By the late 20th century, interest in the therapeutic aspects of wine began to grow as more and more medical studies showed the medicinal virtues of consuming wine in moderation. For example, in 1988, Prof. Charles Henneckens from Harvard Medical School showed moderate alcohol consumption reduced coronary heart disease and stroke in women, and in 1991, Dr. Eric Rimm, also from Harvard Medical School, showed an inverse relationship between alcohol consumption and coronary heart disease. The world’s leading epidemiologist at the time, Sir Richard Doll of Oxford University, said, “When we allow for age, smoking and other known risk factors, the moderate drinkers have the lowest total death rates and the lowest rates for vascular death.”

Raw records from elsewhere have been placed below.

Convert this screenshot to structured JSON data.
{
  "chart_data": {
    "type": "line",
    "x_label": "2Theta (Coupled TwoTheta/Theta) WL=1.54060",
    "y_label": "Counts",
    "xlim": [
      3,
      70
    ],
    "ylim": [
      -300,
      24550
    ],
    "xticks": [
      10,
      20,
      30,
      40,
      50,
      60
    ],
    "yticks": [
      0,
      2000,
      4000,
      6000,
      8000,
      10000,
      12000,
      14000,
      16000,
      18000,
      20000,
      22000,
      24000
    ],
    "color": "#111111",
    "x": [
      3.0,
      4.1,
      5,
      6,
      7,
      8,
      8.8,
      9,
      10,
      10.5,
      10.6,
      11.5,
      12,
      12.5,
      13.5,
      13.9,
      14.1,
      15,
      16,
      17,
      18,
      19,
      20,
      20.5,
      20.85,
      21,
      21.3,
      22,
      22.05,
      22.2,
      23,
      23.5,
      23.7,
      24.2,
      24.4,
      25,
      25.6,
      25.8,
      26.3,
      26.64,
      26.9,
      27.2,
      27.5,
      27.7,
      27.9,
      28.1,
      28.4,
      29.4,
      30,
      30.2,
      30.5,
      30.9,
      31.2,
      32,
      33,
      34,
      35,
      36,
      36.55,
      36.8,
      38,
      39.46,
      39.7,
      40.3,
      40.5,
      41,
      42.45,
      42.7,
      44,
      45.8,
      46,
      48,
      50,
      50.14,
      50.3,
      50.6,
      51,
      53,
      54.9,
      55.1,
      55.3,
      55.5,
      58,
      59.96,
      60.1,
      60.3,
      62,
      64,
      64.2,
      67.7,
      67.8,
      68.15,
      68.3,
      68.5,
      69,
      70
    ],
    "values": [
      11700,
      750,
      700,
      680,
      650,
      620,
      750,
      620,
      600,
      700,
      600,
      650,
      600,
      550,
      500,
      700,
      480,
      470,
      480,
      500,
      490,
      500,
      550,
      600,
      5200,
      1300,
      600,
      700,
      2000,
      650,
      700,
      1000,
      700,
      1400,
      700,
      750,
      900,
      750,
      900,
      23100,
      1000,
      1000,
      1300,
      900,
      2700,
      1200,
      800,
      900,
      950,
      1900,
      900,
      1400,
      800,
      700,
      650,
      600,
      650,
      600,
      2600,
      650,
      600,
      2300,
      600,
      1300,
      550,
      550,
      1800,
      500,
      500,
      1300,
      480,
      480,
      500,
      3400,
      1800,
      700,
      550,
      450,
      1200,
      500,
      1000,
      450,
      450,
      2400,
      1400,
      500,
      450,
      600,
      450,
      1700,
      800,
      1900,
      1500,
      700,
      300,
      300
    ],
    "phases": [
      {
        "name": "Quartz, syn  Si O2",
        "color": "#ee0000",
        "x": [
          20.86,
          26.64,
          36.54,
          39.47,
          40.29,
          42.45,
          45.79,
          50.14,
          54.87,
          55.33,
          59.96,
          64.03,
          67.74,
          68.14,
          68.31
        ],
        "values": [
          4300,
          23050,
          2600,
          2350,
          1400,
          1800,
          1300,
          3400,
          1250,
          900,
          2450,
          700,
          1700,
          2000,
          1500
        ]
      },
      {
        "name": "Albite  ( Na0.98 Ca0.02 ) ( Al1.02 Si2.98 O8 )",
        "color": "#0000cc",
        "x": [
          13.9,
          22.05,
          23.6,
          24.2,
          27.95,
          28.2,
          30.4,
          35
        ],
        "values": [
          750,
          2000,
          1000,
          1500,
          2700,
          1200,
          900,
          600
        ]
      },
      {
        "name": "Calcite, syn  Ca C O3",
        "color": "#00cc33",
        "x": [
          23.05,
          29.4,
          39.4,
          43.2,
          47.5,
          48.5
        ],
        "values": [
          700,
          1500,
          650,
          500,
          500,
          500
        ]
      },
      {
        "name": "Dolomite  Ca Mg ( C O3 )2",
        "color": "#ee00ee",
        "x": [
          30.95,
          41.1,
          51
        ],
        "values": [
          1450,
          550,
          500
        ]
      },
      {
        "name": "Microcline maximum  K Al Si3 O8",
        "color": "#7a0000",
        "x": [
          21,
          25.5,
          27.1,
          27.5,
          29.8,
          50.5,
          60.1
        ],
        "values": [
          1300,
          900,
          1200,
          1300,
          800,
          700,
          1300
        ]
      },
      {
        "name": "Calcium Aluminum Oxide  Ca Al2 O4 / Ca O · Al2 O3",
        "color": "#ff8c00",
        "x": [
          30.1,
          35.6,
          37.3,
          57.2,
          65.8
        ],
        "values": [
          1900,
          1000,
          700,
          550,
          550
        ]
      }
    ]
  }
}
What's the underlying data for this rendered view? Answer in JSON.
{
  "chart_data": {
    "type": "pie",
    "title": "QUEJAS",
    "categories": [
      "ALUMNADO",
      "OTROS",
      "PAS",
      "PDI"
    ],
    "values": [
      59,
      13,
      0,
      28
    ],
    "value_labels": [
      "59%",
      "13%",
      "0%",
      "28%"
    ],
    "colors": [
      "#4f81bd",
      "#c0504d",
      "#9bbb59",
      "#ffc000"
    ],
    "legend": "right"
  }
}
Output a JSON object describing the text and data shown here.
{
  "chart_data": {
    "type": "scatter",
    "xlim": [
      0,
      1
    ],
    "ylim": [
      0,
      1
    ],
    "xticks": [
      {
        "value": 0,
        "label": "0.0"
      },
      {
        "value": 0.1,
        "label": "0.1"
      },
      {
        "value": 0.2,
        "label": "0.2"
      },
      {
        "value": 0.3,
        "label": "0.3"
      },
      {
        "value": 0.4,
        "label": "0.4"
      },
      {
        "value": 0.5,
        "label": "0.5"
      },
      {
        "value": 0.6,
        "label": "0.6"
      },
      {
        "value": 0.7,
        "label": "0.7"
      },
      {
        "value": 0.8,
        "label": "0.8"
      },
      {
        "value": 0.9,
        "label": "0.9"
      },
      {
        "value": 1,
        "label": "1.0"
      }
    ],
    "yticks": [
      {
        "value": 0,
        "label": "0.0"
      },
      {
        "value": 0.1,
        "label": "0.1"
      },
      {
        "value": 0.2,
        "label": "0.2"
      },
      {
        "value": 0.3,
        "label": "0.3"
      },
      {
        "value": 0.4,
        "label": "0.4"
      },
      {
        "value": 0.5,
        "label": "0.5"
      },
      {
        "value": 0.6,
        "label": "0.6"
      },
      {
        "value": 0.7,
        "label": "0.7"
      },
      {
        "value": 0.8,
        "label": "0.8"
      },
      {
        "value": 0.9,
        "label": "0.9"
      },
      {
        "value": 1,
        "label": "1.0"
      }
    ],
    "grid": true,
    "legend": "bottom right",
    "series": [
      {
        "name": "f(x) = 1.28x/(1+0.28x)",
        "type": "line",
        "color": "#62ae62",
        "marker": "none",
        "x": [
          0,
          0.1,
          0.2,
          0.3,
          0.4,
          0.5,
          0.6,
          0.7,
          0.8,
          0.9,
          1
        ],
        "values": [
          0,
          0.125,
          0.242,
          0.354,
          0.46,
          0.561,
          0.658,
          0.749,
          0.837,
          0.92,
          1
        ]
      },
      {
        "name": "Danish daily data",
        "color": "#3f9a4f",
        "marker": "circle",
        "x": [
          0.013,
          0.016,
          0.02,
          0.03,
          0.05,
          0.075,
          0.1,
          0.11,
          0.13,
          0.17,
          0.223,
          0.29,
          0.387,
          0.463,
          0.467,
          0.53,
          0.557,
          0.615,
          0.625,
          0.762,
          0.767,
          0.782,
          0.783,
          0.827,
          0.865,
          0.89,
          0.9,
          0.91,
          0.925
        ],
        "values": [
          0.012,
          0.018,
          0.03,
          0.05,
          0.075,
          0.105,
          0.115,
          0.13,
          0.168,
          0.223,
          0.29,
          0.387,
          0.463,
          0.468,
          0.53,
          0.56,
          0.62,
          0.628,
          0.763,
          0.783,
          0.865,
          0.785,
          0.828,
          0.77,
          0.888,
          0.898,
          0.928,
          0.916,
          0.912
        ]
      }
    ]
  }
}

But it was Prof. Serge Renaud’s landmark “French Paradox” article, which appeared in the Lancet in 1992, that cemented wine’s pre-eminence as the healthiest of the alcoholic beverages when it showed that, despite eating a diet rich in fat, the French people had a lot less coronary heart disease than Americans because they drank wine. Prof. Renaud concluded that “Red wine is the most effective drug yet discovered, for the prevention of heart disease.” This was followed by Dr. Morten Gronbaek’s “Copenhagen Study” published in the British Medical Journal in 1995, which was the first scientific study to divide alcoholic beverages into beer, wine and spirits and then compare their death rates. It showed that spirits drinkers increased their death rate by up to 34%, beer drinkers showed very little change but wine drinkers reduced their death from all causes by a rate of 50%. The recent Zutphen Study from the Netherlands also favored wine drinkers when it showed they lived on average of five years longer than teetotalers.
Now, at the beginning of the 21st century, it seems that wine as medicine has come full circle as current generations come to better understand and appreciate the medical benefits of wine—man’s oldest known medicine.